For most of the 90’s, the Braves’s “Big 3” was commonly thought of as Greg Maddux, Tom Glavine, and John Smoltz.
In time, of course, the group aged and separated for various reasons. All are (for the time being) still in baseball, but the “era” of the Big 3 is definitely over.
Much less exalted was the quintet of announcers TBS employed for most of the 90’s: Skip Caray, Joe Simpson, Pete van Wieren, and Don Sutton. They’re listed in the order they were paired in, and this is important because when the Braves were still on TBS the pairs often switched from TV to radio (and vice versa) in the middle of the 5th inning. Skip and Pete were the play-by-play guys, with former ball players Joe and Don providing the color analysis.
This arrangement gradually died earlier this decade, as TBS let Don Sutton go (he’s now stuck doing color for the Nationals). Also a factor in Don leaving was TBS taking in former Cubs play-by-play announcer Chip Caray, who was (in)famously let go. With Chip on-board, TBS gradually began reducing TV time for Skip and Pete, though fan demand eventually was able to bring Skip back.
The Braves were sold by AOL/Time Warner and TBS, eager to acquire those lucrative playoff games, agreed to MLB’s demand to stop showing Braves games nationally, presumably to sell more MLB Season Ticket packages. The Braves’s TV rights were bought up by FOX for syndication only throughout the South, and they only brought Joe Simpson with them. Skip got to keep doing games that were still on WTBS and its offspring, WPCH (Peachtree TV) before his departure earlier this year.
Despite these factors, I was still just a little surprised today to see that Pete was hangin’ them up. Yes, I know that he says it wasn’t because of any of those items I listed above. At any rate, this is a tremdous loss for broadcasting in Atlanta.
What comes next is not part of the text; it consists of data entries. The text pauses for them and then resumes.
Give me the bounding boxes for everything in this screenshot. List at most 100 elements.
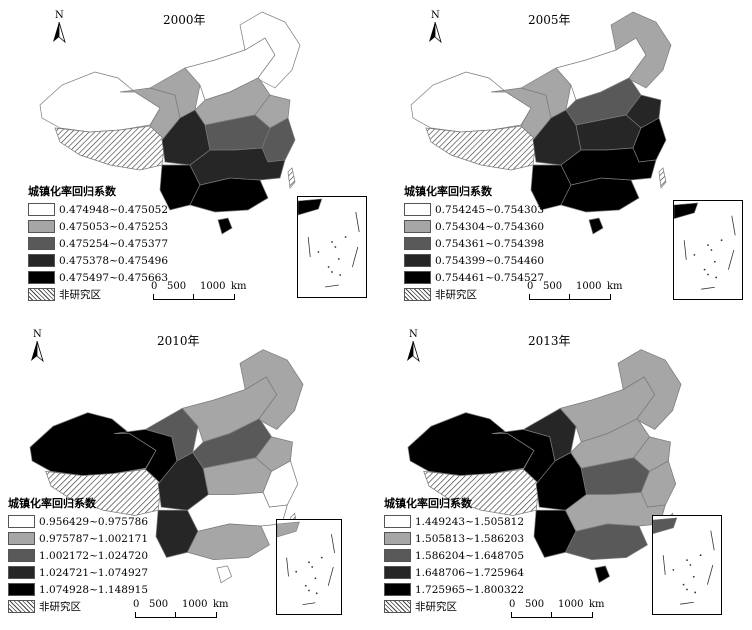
scale-unit: km <box>589 599 605 610</box>
legend: 城镇化率回归系数 0.754245~0.754303 0.754304~0.7543… <box>404 183 544 304</box>
legend-row: 1.449243~1.505812 <box>384 514 524 529</box>
island-dot <box>686 559 688 561</box>
china-map <box>407 349 682 584</box>
china-map <box>29 349 304 584</box>
legend-swatch <box>28 203 55 216</box>
legend-row: 1.725965~1.800322 <box>384 582 524 597</box>
hatch-swatch <box>8 600 35 613</box>
legend-label: 0.754461~0.754527 <box>435 271 544 284</box>
south-china-sea-inset <box>673 200 743 300</box>
legend-label: 0.754304~0.754360 <box>435 220 544 233</box>
region-hainan <box>594 565 611 584</box>
north-arrow-icon: N <box>28 329 46 363</box>
scale-bar: 0 500 1000 km <box>151 281 253 303</box>
region-hainan <box>588 217 604 235</box>
inset-coast <box>297 198 323 216</box>
legend-row-non-study: 非研究区 <box>8 599 148 614</box>
island-dot <box>672 569 675 571</box>
region-hainan <box>216 565 233 584</box>
legend-row: 1.586204~1.648705 <box>384 548 524 563</box>
north-arrow-shape <box>407 341 420 363</box>
legend-title: 城镇化率回归系数 <box>8 497 96 510</box>
scale-tick-label: 0 <box>527 281 534 292</box>
inset-coast <box>276 521 300 538</box>
scale-tick-label: 500 <box>149 599 169 610</box>
region-southeast <box>560 147 657 186</box>
hatch-swatch <box>384 600 411 613</box>
north-arrow-shape <box>31 341 44 363</box>
region-ne <box>610 11 672 89</box>
legend-row-non-study: 非研究区 <box>28 287 168 302</box>
legend-row: 0.754361~0.754398 <box>404 236 544 251</box>
legend-label: 非研究区 <box>435 289 477 301</box>
island-dot <box>331 241 333 243</box>
region-tibet <box>425 125 537 171</box>
scale-bar: 0 500 1000 km <box>527 281 629 303</box>
scale-bar-line <box>511 612 593 618</box>
legend-label: 1.074928~1.148915 <box>39 583 148 596</box>
south-china-sea-inset <box>652 515 722 615</box>
china-map <box>410 11 672 235</box>
island-dot <box>692 575 695 578</box>
panel-title: 2010年 <box>157 334 200 348</box>
legend-swatch <box>404 203 431 216</box>
island-dot <box>707 273 709 276</box>
legend-row-non-study: 非研究区 <box>404 287 544 302</box>
south-china-sea-inset <box>276 519 342 615</box>
legend-label: 1.505813~1.586203 <box>415 532 524 545</box>
legend-label: 0.475053~0.475253 <box>59 220 168 233</box>
legend-label: 1.449243~1.505812 <box>415 515 524 528</box>
legend-swatch <box>404 237 431 250</box>
legend-label: 1.725965~1.800322 <box>415 583 524 596</box>
island-dot <box>693 254 696 256</box>
legend-label: 1.024721~1.074927 <box>39 566 148 579</box>
region-taiwan <box>287 167 296 189</box>
legend-swatch <box>28 237 55 250</box>
island-dot <box>682 583 685 586</box>
legend-label: 0.754245~0.754303 <box>435 203 544 216</box>
north-label: N <box>431 10 440 21</box>
scale-tick-label: 500 <box>167 281 187 292</box>
scale-tick-label: 500 <box>525 599 545 610</box>
legend-label: 0.754399~0.754460 <box>435 254 544 267</box>
map-panel-2010: 2010年 N 城镇化率回归系数 0.956429~0.975786 0.97578… <box>0 315 376 630</box>
inset-coast <box>652 517 678 535</box>
boundary-dashes <box>683 215 736 290</box>
region-southeast <box>189 147 286 186</box>
scale-bar-line <box>135 612 217 618</box>
legend-row: 1.002172~1.024720 <box>8 548 148 563</box>
north-arrow-shape <box>429 22 442 44</box>
island-dot <box>720 239 723 242</box>
island-dot <box>311 566 314 568</box>
scale-tick-label: 500 <box>543 281 563 292</box>
island-dot <box>327 266 330 268</box>
legend-row: 0.475378~0.475496 <box>28 253 168 268</box>
region-hainan <box>217 217 233 235</box>
inset-map <box>652 517 715 605</box>
legend-swatch <box>384 532 411 545</box>
legend-row: 1.505813~1.586203 <box>384 531 524 546</box>
island-dot <box>315 592 318 595</box>
scale-tick-label: 0 <box>151 281 158 292</box>
inset-coast <box>673 202 699 220</box>
north-label: N <box>55 10 64 21</box>
scale-unit: km <box>213 599 229 610</box>
north-arrow-icon: N <box>426 10 444 44</box>
legend-swatch <box>8 549 35 562</box>
region-xinjiang <box>39 71 161 133</box>
hatch-swatch <box>404 288 431 301</box>
legend-swatch <box>28 254 55 267</box>
legend-swatch <box>404 220 431 233</box>
map-panel-2000: 2000年 N 城镇化率回归系数 0.474948~0.475052 0.47505… <box>0 0 376 315</box>
island-dot <box>699 554 702 557</box>
region-xinjiang <box>29 412 157 476</box>
legend: 城镇化率回归系数 1.449243~1.505812 1.505813~1.5862… <box>384 495 524 616</box>
scale-bar-mid-tick <box>551 612 552 617</box>
island-dot <box>713 260 716 263</box>
legend-label: 0.754361~0.754398 <box>435 237 544 250</box>
region-ne <box>617 349 682 430</box>
legend-swatch <box>384 583 411 596</box>
island-dot <box>331 271 333 273</box>
island-dot <box>344 236 347 238</box>
legend-label: 非研究区 <box>39 601 81 613</box>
It’s hard to quantify how much losing two play-by-play guys really means to me as a Braves fan. I’ve watched so many games in my short life it’s probably safe to say I’ve listened to them more than anyone else outside my immediate family. Growing up, I would watch every game possible and if I couldn’t watch it I’d try to listen to it. (As far as I know, the Braves still have the most extensive radio network of any baseball team. Heck, they even have an affiliate in the Virgin Islands.) On my drives to and from Tech each August and May I would look-up ahead of time which radio stations had the game on my route just to make sure I caught it. On Wednesdays when the games were on FSN (and before they got the current announcers) I’d sometimes even try to listen to the game on the radio.
It baffled me when I saw that Skip was not on the ballot for this year’s Ford C. Frick award, and next year if neither Skip nor Pete are finalists I will really start to wonder what’s going in the minds of the panelists and voters.